Lyme disease patients often become more debilitated after months of aggressive antibiotic therapy. Furthermore, prolonged antibiotic therapy suppresses the immune system in Chronic Lyme disease patients.

Lyme disease treatment consisting solely of antibiotic therapy can ultimately destroy the intestinal lining (where 70 percent of our immune system is located). Intestinal dysbiosis is the term used to describe an imbalance of intestinal organisms.

Prolonged antibiotic therapy ultimately kills our good intestinal bacteria. Lactobacillus is a healthy intestinal bacterium that produces lactic acid. Lactobacillus thereby ensures that the ph of our intestine remains more acidic disallowing the overgrowth of foreign invaders.

After prolonged antibiotic therapy, the intestinal ph becomes more alkaline allowing excessive overgrowth of pathogenic yeast and the following toxic bacterium: Klebsiella, Proteus, and Enterobacteriaceae. When Candida mycotoxins and bacterial endotoxins destroy the intestinal lining they also destroy our antibody factory, the Peyer’s patch which is located in our intestinal lining.

Destruction of the intestinal lining also causes severe malnutrition. Several of the essential amino acids are utilized to make natural killer cells. Thus the production of killer lymphocytes suffers from a malnourished state. With enough antibiotic-induced destruction of the intestinal lining, Lyme disease patients develop severe Leaky Gut Syndrome. Once Lyme patients develop significant Leaky Gut Syndrome, their Immune System will waste resources attacking undigested food particles that “leak” across the damaged intestinal lining into the bloodstream. Normally, these food particles are too large to cross over from the gut into the bloodstream.

We have correlated abnormal brain chemistry patterns with Lyme bio-marker CD 57 levels and the abnormalities seen on the brain scans of our Lyme patients.

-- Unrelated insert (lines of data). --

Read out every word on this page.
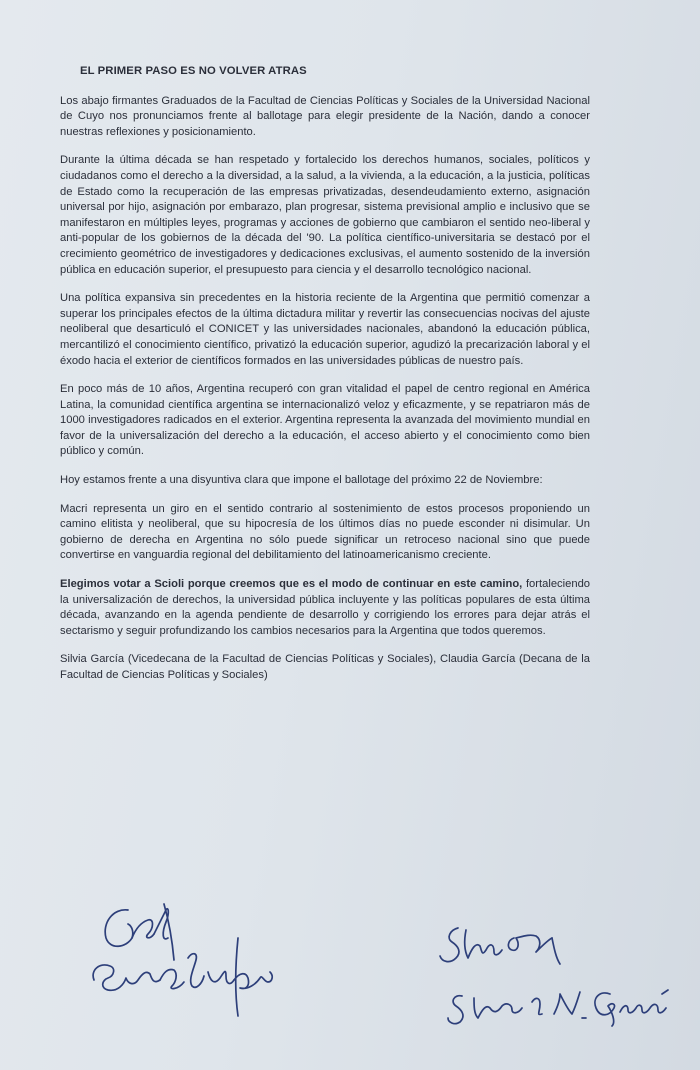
EL PRIMER PASO ES NO VOLVER ATRAS

Los abajo firmantes Graduados de la Facultad de Ciencias Políticas y Sociales de la Universidad Nacional de Cuyo nos pronunciamos frente al ballotage para elegir presidente de la Nación, dando a conocer nuestras reflexiones y posicionamiento.

Durante la última década se han respetado y fortalecido los derechos humanos, sociales, políticos y ciudadanos como el derecho a la diversidad, a la salud, a la vivienda, a la educación, a la justicia, políticas de Estado como la recuperación de las empresas privatizadas, desendeudamiento externo, asignación universal por hijo, asignación por embarazo, plan progresar, sistema previsional amplio e inclusivo que se manifestaron en múltiples leyes, programas y acciones de gobierno que cambiaron el sentido neo-liberal y anti-popular de los gobiernos de la década del '90. La política científico-universitaria se destacó por el crecimiento geométrico de investigadores y dedicaciones exclusivas, el aumento sostenido de la inversión pública en educación superior, el presupuesto para ciencia y el desarrollo tecnológico nacional.

Una política expansiva sin precedentes en la historia reciente de la Argentina que permitió comenzar a superar los principales efectos de la última dictadura militar y revertir las consecuencias nocivas del ajuste neoliberal que desarticuló el CONICET y las universidades nacionales, abandonó la educación pública, mercantilizó el conocimiento científico, privatizó la educación superior, agudizó la precarización laboral y el éxodo hacia el exterior de científicos formados en las universidades públicas de nuestro país.

En poco más de 10 años, Argentina recuperó con gran vitalidad el papel de centro regional en América Latina, la comunidad científica argentina se internacionalizó veloz y eficazmente, y se repatriaron más de 1000 investigadores radicados en el exterior. Argentina representa la avanzada del movimiento mundial en favor de la universalización del derecho a la educación, el acceso abierto y el conocimiento como bien público y común.

Hoy estamos frente a una disyuntiva clara que impone el ballotage del próximo 22 de Noviembre:

Macri representa un giro en el sentido contrario al sostenimiento de estos procesos proponiendo un camino elitista y neoliberal, que su hipocresía de los últimos días no puede esconder ni disimular. Un gobierno de derecha en Argentina no sólo puede significar un retroceso nacional sino que puede convertirse en vanguardia regional del debilitamiento del latinoamericanismo creciente.

Elegimos votar a Scioli porque creemos que es el modo de continuar en este camino, fortaleciendo la universalización de derechos, la universidad pública incluyente y las políticas populares de esta última década, avanzando en la agenda pendiente de desarrollo y corrigiendo los errores para dejar atrás el sectarismo y seguir profundizando los cambios necesarios para la Argentina que todos queremos.

Silvia García (Vicedecana de la Facultad de Ciencias Políticas y Sociales), Claudia García (Decana de la Facultad de Ciencias Políticas y Sociales)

Our Chronic Lyme disease research has proven that antibiotic-induced changes in brain chemistry cause excessive electrical activity in two specific brain regions

How Gastrointestinal Dysbiosis Affects The Brain

My brain chemistry research correlating biomarkers with aberrations in brain scan activity has proven that antibiotic-induced changes in brain chemistry cause excessive electrical activity in two specific brain regions, as seen in the PET Scan to the side.

When these brain regions become severely overactive, patients develop depression and a “worry-worry” type of anxiety. When Chronic Lyme disease patients develop an overactive deep limbic center, they suffer from depression, moodiness, negativity, irritability, hopelessness, excessive guilt, and social anxiety, and they become more easily offended.

When Chronic Lyme Disease patients develop an overactive anterior cingulate, they become more argumentative, more stubborn, and hyper-focused on the negative, and they develop obsessive-compulsive worry.